Hij is trots op de instelling, die onderdak biedt aan 45 mensen. Dat is maar een klein percentage van het aantal verstandelijk beperkten in Kaapverdië, denkt Monteiro. “Hoeveel kan ik niet zeggen, want er zijn geen statistieken van. Veel mensen doen nog steeds alsof ze niet bestaan.”
Carnaval
Dat moet anders, vinden Monteiro en Lima. Maar hoe verander je een negatief beeld, hef je een taboe op? Dat is moeilijk, stelt Monteiro, maar niet onmogelijk. “Het belangrijkste is dat je het mensen moet laten zien.” Want dat de samenleving de verstandelijk gehandicapten niet accepteert, komt vooral door angst en onwetendheid, denkt hij. “In 2002, toen ik Villa Nova begon, waren veel mensen uit de wijk er fel op tegen. Ze wilden geen gekken in hun buurt. Inmiddels is dat anders, en komen buurtbewoners soms langs om te helpen.”
Een ideale manier om die angst weg te nemen is volgens Monteiro om met de hele instelling mee te lopen in de Kaapverdische carnavalsparade. Het carnaval is een grote happening op de eilandengroep en Villa Nova doet nu voor het tweede jaar mee. De kostuums maken de gehandicapten deels zelf. Uit geldgebrek werken ze met goedkope materialen zoals plastic zakken, schelpen en papier, waar creatieve pakken uit voortkomen. Aan de pakken voor de carnavalskoning en koningin is weken gewerkt. Carnavalskoning Emmanuel straalt op zijn zetel op de carnavalswagen. “We hebben hem drie jaar geleden van de straat gehaald”, vertelt Monteiro. “Hij was heel bang en sprak nooit, dus we dachten dat hij niet kon praten. Sinds een paar maanden doet hij dat ineens wel.”

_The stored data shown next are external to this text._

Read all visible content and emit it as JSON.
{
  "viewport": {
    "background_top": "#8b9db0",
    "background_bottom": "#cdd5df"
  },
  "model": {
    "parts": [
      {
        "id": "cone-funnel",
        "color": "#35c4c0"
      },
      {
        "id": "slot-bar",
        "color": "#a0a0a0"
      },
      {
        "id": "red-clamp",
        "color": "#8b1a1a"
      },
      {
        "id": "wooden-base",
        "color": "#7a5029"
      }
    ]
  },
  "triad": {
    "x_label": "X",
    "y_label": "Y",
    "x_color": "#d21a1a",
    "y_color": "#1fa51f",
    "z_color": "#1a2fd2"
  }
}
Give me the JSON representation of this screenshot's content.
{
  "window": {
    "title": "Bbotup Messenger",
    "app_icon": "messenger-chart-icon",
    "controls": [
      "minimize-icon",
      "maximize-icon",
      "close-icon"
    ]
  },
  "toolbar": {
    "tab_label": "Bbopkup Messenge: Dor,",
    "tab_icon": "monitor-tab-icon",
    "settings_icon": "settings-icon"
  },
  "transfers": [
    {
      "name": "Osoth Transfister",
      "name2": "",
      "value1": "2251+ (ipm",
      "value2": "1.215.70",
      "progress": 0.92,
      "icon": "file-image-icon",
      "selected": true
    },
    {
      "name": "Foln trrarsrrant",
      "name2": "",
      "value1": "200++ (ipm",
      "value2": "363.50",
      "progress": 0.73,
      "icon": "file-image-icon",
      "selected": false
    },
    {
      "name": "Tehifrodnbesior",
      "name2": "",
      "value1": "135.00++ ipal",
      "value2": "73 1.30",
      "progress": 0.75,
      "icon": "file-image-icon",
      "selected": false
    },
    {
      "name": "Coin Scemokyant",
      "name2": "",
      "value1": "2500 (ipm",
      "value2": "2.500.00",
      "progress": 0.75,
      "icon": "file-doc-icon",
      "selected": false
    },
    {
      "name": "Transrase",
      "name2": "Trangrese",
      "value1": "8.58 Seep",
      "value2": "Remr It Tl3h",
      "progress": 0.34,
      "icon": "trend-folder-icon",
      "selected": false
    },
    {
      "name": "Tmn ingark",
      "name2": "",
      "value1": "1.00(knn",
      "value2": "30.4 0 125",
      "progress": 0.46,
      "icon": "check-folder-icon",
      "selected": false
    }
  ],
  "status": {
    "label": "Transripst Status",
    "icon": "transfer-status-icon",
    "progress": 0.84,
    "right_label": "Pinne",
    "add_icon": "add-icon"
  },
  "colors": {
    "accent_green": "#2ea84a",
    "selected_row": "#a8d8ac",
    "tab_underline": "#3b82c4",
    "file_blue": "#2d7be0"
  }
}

De vele toeschouwers kijken geïnteresseerd hoe de groep verstandelijk beperkten met begeleiders dansend op het ritme van de drumband de parade lopen. “We hebben sinds vorig jaar zelfs een aantal fans”, zegt Monteiro trots. “Die wachten echt tot we voorbij komen.”
Gebrek aan informatie
De optocht verloopt spoedig, de cliënten hebben het zichtbaar naar hun zin. Monteiro benadrukt dat het lang niet altijd zo gaat. Hij heeft veel voorbeelden van vervelende situaties. “Bijvoorbeeld toen ik met een cliënt naar zijn jarige vader ging, om hem te feliciteren. We moesten buiten blijven, omdat hij zijn gehandicapte dochter niet in zijn huis wilde hebben. Of die keer dat de tandarts ons niet wilde helpen omdat degene met een rotte kies gehandicapt was. Toen hebben we die kies zelf moeten trekken.”
Het probleem is volgens Lima vooral dat er helemaal geen informatie over verstandelijk beperkten voorhanden is. “Binnen families, maar ook op scholen en in de politiek moet daar voorlichting over komen.” Ook in de zorginstelling zelf valt nog genoeg te leren. Er is in Kaapverdië geen opleiding voor hoe je het beste omgaat met gehandicapten, dus werken Monteiro en de vrijwilligers in Villa Nova volgens een trial-and-error systeem. Lima is vastberaden om haar Nederlandse kennis over de gehandicaptenzorg met hen te delen. Monteiro gaat in ieder geval stug door met het helpen van de verstandelijk beperkten. “Mensen uit de buurt zeggen weleens dat ik ook een beetje gek ben, net als de cliënten. Maar dat vind ik niet zo erg hoor.”